STRASBOURG, 27 janvier (Reuters) - L'Assemblée parlementaire du Conseil de l'Europe s'est déclarée préoccupée mercredi par la prolongation de l'état d'urgence en France, relayant les alertes déjà lancées par le commissaire aux droits de l'Homme et le secrétaire général de l'organisation.

"Il y a un risque que le système démocratique de poids et de contrepoids soit sapé par ces mesures. Lorsque vous retirez un certain pouvoir au judiciaire et que vous le placez entre les mains de l'exécutif, vous fragilisez ce système", avait dit le commissaire aux droits de l'homme, Nils Muiznieks, dans une interview diffusée le 12 janvier par France Culture.

Le secrétaire général du Conseil de l'Europe, Thorbjorn Jagland, a adressé vendredi un courrier à François Hollande pour dire sa "préoccupation" à l'égard d'une prolongation de l'état d'urgence annoncée le jour même par le chef de l'Etat français.

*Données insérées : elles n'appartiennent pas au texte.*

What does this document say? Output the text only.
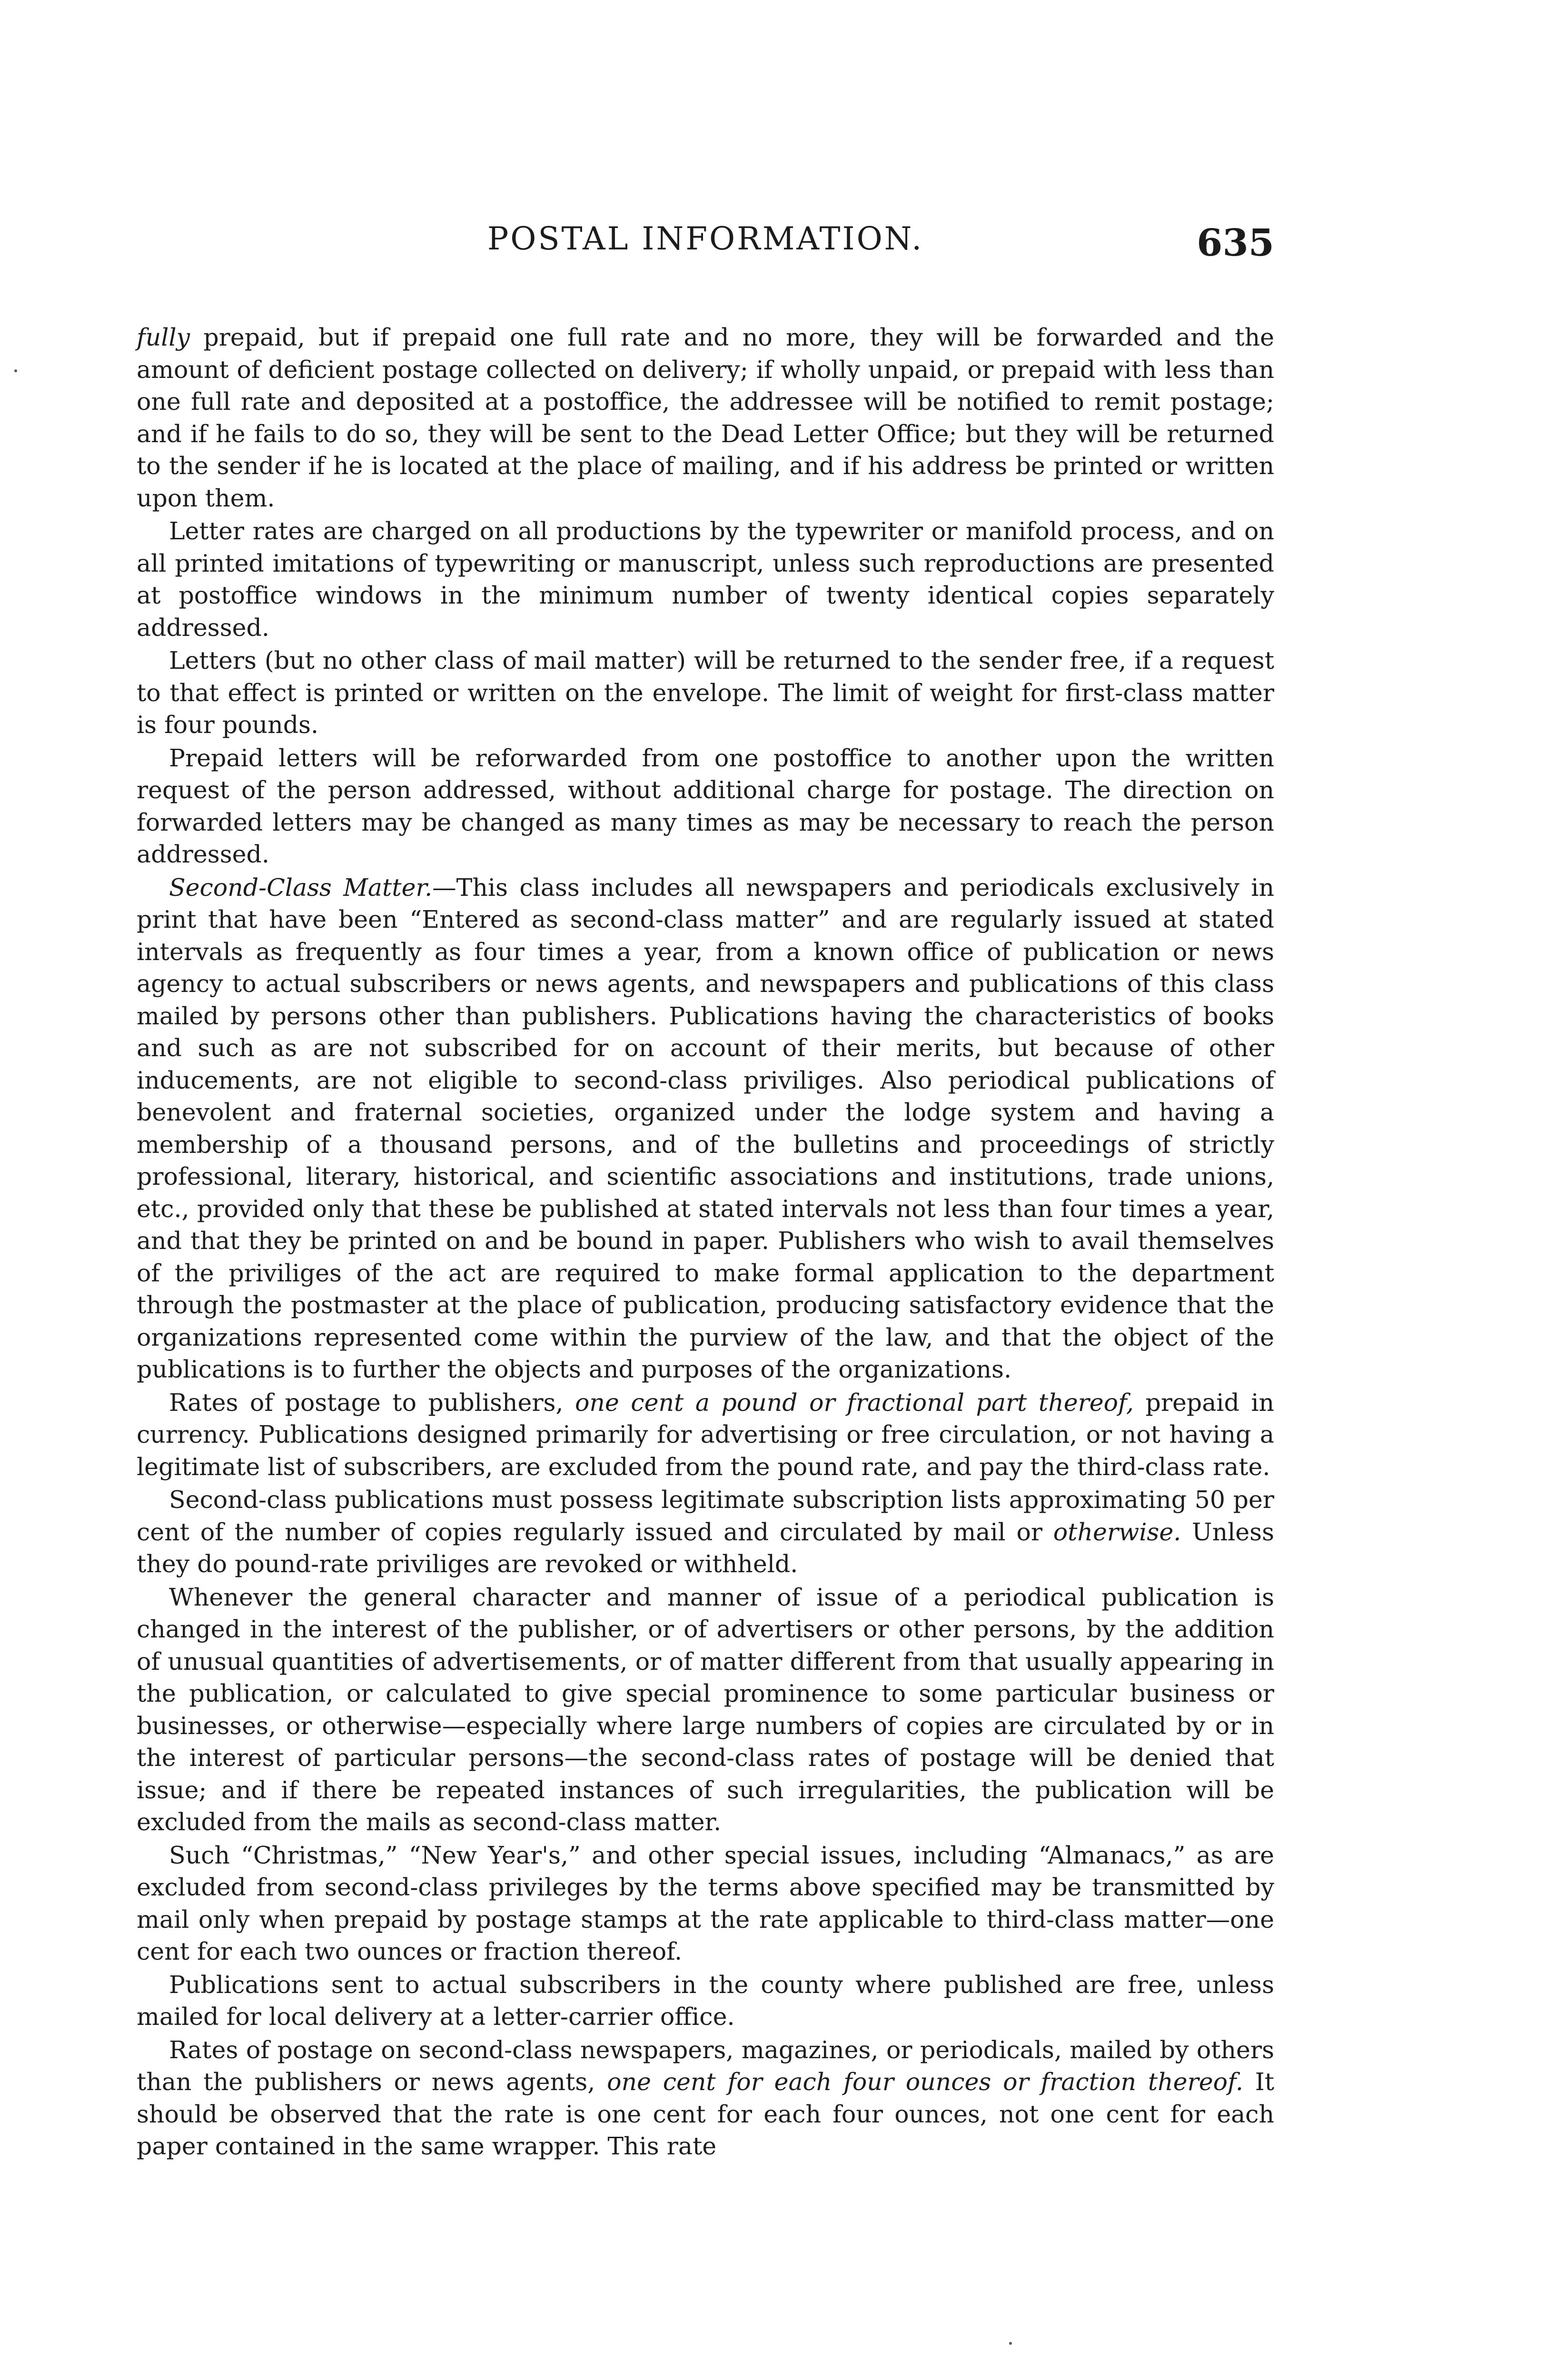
POSTAL INFORMATION.	635

fully prepaid, but if prepaid one full rate and no more, they will be forwarded and the amount of deficient postage collected on delivery; if wholly unpaid, or prepaid with less than one full rate and deposited at a postoffice, the addressee will be notified to remit postage; and if he fails to do so, they will be sent to the Dead Letter Office; but they will be returned to the sender if he is located at the place of mailing, and if his address be printed or written upon them.

Letter rates are charged on all productions by the typewriter or manifold process, and on all printed imitations of typewriting or manuscript, unless such reproductions are presented at postoffice windows in the minimum number of twenty identical copies separately addressed.

Letters (but no other class of mail matter) will be returned to the sender free, if a request to that effect is printed or written on the envelope. The limit of weight for first-class matter is four pounds.

Prepaid letters will be reforwarded from one postoffice to another upon the written request of the person addressed, without additional charge for postage. The direction on forwarded letters may be changed as many times as may be necessary to reach the person addressed.

Second-Class Matter.—This class includes all newspapers and periodicals exclusively in print that have been “Entered as second-class matter” and are regularly issued at stated intervals as frequently as four times a year, from a known office of publication or news agency to actual subscribers or news agents, and newspapers and publications of this class mailed by persons other than publishers. Publications having the characteristics of books and such as are not subscribed for on account of their merits, but because of other inducements, are not eligible to second-class priviliges. Also periodical publications of benevolent and fraternal societies, organized under the lodge system and having a membership of a thousand persons, and of the bulletins and proceedings of strictly professional, literary, historical, and scientific associations and institutions, trade unions, etc., provided only that these be published at stated intervals not less than four times a year, and that they be printed on and be bound in paper. Publishers who wish to avail themselves of the priviliges of the act are required to make formal application to the department through the postmaster at the place of publication, producing satisfactory evidence that the organizations represented come within the purview of the law, and that the object of the publications is to further the objects and purposes of the organizations.

Rates of postage to publishers, one cent a pound or fractional part thereof, prepaid in currency. Publications designed primarily for advertising or free circulation, or not having a legitimate list of subscribers, are excluded from the pound rate, and pay the third-class rate.

Second-class publications must possess legitimate subscription lists approximating 50 per cent of the number of copies regularly issued and circulated by mail or otherwise. Unless they do pound-rate priviliges are revoked or withheld.

Whenever the general character and manner of issue of a periodical publication is changed in the interest of the publisher, or of advertisers or other persons, by the addition of unusual quantities of advertisements, or of matter different from that usually appearing in the publication, or calculated to give special prominence to some particular business or businesses, or otherwise—especially where large numbers of copies are circulated by or in the interest of particular persons—the second-class rates of postage will be denied that issue; and if there be repeated instances of such irregularities, the publication will be excluded from the mails as second-class matter.

Such “Christmas,” “New Year's,” and other special issues, including “Almanacs,” as are excluded from second-class privileges by the terms above specified may be transmitted by mail only when prepaid by postage stamps at the rate applicable to third-class matter—one cent for each two ounces or fraction thereof.

Publications sent to actual subscribers in the county where published are free, unless mailed for local delivery at a letter-carrier office.

Rates of postage on second-class newspapers, magazines, or periodicals, mailed by others than the publishers or news agents, one cent for each four ounces or fraction thereof. It should be observed that the rate is one cent for each four ounces, not one cent for each paper contained in the same wrapper. This rate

"L'Assemblée se fait l'écho des préoccupations exprimées par le commissaire aux droits de l'Homme lorsque la France a décidé, en novembre 2015, de déclarer l'état d'urgence et de le prolonger", dit une résolution adoptée à Strasbourg.

Le texte, intitulé "Combattre le terrorisme international tout en protégeant les normes et les valeurs du Conseil de l'Europe", appelle les Etats membres à trouver "un juste équilibre pour, d'un côté, défendre la liberté et la sécurité, de l'autre, éviter ce faisant de violer ces mêmes droits".

Le secrétaire d'Etat français aux Affaires européennes, Harlem Désir, qui était invité à s'exprimer devant les élus des 47 Etats membres de l'organisation de Strasbourg, a affirmé que la France respectait ce principe.

"L'état d'urgence permet d'agir fortement et rapidement, mais la justice a toujours le dernier mot", a-t-il dit en rappelant le contrôles exercé tant par le Parlement que par le juge administratif sur les pouvoirs élargis dont jouit l'autorité administrative.

L'Assemblée européenne a néanmoins demandé à la Commission de Venise, organe consultatif du Conseil de l'Europe qui fait référence en matière de droit constitutionnel, de rendre un avis sur le projet français de réforme constitutionnelle.

Cette initiative de François Hollande, qui fait polémique, intégrerait notamment l'état d'urgence dans la Constitution.

L'amendement en faveur d'un contrôle du texte par les juristes européens était présenté, au nom de la commission des questions juridiques, par Pierre-Yves Le Borgn', député socialiste français et opposant au projet de loi. (Gilbert Reilhac, édité par Yves Clarisse)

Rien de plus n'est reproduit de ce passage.